Das Flussbad am Rehsumpf in der Wasserstadt von Dessau-Roßlau ist einer der ältesten noch erhaltenen Flussbäder in Deutschland. Es wurde 1907 gegründet, in den zwanziger Jahren von Hugo Junkers mit Projekten wie dem Bau eines Vereinsheims unterstützt und in DDR Zeiten wurde es zum geselligen und sportlichen Treffpunkt. Hier lernten viele Dessauer schwimmen, feierten ihre Jugendweihe, Geburtstage und Hochzeiten. Doch nach der Wende und mit den Hochwasserschäden 2013 ging die Nutzung zurück. Das Bad verfiel. Jetzt, in einer Zeit der Renaissance der Flussbäder in Europa, setzt sich der Verein Rehsumpf e.V. für die Erhaltung und Instandsetzung der ältesten erhaltenen Flussbadeanlage in Deutschland ein. Die Anlage war vom Abriss bedroht und wird nun durch das Engagement des Vereins aus Hochwassermitteln sowie Mitteln der Deutschen Stiftung Denkmalschutz und Lotto-Toto-Stiftung grundlegend erneuert. Das Flussbad wurde vom Land Sachsen-Anhalt ins Programm „Land der Moderne“ aufgenommen und damit die herausragende geschichtliche Bedeutung dieses Ortes als Zeugnis der Lebensreform gewürdigt. Es ist einer der touristischen Vorzeigeorte auf dem Kultur- pfad des Landes Sachsen-Anhalt.

Ihre Ideen, Konzepte und Ihr Engagement sind gefragt. Machen Sie es wie Hugo Junkers und entwickeln Sie die Anlage am Rehsumpf zu einem attraktiven Ort der Erholung und der Geselligkeit Dessaus.

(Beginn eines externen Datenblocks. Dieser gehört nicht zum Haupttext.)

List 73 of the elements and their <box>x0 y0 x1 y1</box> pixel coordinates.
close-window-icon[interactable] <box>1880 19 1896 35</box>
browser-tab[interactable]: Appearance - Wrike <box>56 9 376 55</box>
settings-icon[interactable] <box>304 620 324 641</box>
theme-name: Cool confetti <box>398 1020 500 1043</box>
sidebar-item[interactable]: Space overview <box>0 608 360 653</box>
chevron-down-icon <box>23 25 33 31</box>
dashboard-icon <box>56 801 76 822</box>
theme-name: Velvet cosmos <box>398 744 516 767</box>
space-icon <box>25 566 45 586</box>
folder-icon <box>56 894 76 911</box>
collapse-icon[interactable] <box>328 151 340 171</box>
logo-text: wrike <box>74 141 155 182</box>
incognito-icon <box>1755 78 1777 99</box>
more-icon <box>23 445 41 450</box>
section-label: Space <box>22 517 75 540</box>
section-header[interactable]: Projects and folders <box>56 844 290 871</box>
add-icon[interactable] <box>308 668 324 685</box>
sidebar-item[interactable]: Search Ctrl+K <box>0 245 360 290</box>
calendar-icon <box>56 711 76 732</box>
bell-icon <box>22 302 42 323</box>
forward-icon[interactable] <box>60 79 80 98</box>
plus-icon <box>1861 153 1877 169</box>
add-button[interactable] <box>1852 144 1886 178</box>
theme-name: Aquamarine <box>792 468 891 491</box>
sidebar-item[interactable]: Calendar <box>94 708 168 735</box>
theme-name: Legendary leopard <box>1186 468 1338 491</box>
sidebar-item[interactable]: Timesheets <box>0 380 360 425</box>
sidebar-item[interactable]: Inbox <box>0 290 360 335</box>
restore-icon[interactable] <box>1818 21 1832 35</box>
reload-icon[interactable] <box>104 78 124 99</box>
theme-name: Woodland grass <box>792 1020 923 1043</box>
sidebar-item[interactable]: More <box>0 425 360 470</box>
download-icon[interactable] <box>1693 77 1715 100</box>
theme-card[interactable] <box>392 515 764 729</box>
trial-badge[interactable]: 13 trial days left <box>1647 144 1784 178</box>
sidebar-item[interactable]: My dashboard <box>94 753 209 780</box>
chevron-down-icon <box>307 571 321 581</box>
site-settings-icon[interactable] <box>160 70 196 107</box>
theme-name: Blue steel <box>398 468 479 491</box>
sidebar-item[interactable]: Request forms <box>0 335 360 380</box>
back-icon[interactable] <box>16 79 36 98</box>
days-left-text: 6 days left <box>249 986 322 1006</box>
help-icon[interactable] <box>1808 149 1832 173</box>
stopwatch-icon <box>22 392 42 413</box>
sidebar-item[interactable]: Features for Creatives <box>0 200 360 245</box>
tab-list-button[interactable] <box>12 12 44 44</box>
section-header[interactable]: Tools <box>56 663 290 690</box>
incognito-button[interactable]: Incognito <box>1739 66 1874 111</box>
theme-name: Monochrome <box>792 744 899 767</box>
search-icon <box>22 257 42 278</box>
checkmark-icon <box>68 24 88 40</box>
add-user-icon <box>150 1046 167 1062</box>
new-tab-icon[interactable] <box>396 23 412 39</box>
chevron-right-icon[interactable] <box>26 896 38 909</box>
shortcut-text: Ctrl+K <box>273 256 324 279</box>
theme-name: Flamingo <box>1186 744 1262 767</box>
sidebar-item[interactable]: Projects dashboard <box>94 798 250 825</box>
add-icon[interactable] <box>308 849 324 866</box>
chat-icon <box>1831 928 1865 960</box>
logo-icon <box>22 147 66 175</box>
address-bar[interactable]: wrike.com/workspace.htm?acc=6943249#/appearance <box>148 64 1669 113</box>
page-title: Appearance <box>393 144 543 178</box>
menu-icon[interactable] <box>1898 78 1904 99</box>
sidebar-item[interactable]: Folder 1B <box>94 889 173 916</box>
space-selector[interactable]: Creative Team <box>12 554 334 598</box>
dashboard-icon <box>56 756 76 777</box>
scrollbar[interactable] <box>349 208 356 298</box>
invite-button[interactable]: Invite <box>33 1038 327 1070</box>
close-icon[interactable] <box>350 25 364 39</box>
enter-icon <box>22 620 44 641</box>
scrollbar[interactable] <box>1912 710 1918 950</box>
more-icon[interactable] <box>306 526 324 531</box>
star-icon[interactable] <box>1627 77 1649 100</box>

Der Verein “Rehsumpf” e.V. hat sich zum Ziel gesetzt, das Gelände des Flussbades im Rosenthal an der Jonitzer Mulde und am Rehsumpf mit der zugehörigen Gebäudesubstanz, der Brücke und dem Schwimmbad (im folgenden verkürzt „Rehsumpf“ genannt) zu erhalten und wieder einer Nutzung zuzuführen. Dazu wurde am 16.8.2016 im Bauausschuss ein Moratorium erwirkt, mit der Maßgabe ein Konzept für die Instandhaltung und Nutzung der gesamten Anlage bis Ende

Oktober 2016 vorzulegen. Das Leitmotiv der Sanierung und Nutzung nimmt die Tradition der Lebensreform wieder auf: “Mehr Licht, Luft und Sonne” und interpretiert es für die Zeit des Klimawandels als “Mit dem Wasser leben”. Die Badeanlage soll wieder ein Vereinsbad werden und für die Zwecke in der Tradition der Lebensreform, der Erholung, des Spiels und Sports in freier Natur genutzt werden. Dazu sollen die Nutzungen, die auf dem Gelände vor dem Hochwasser 2013 da waren und sichtbar sind, aktiviert werden.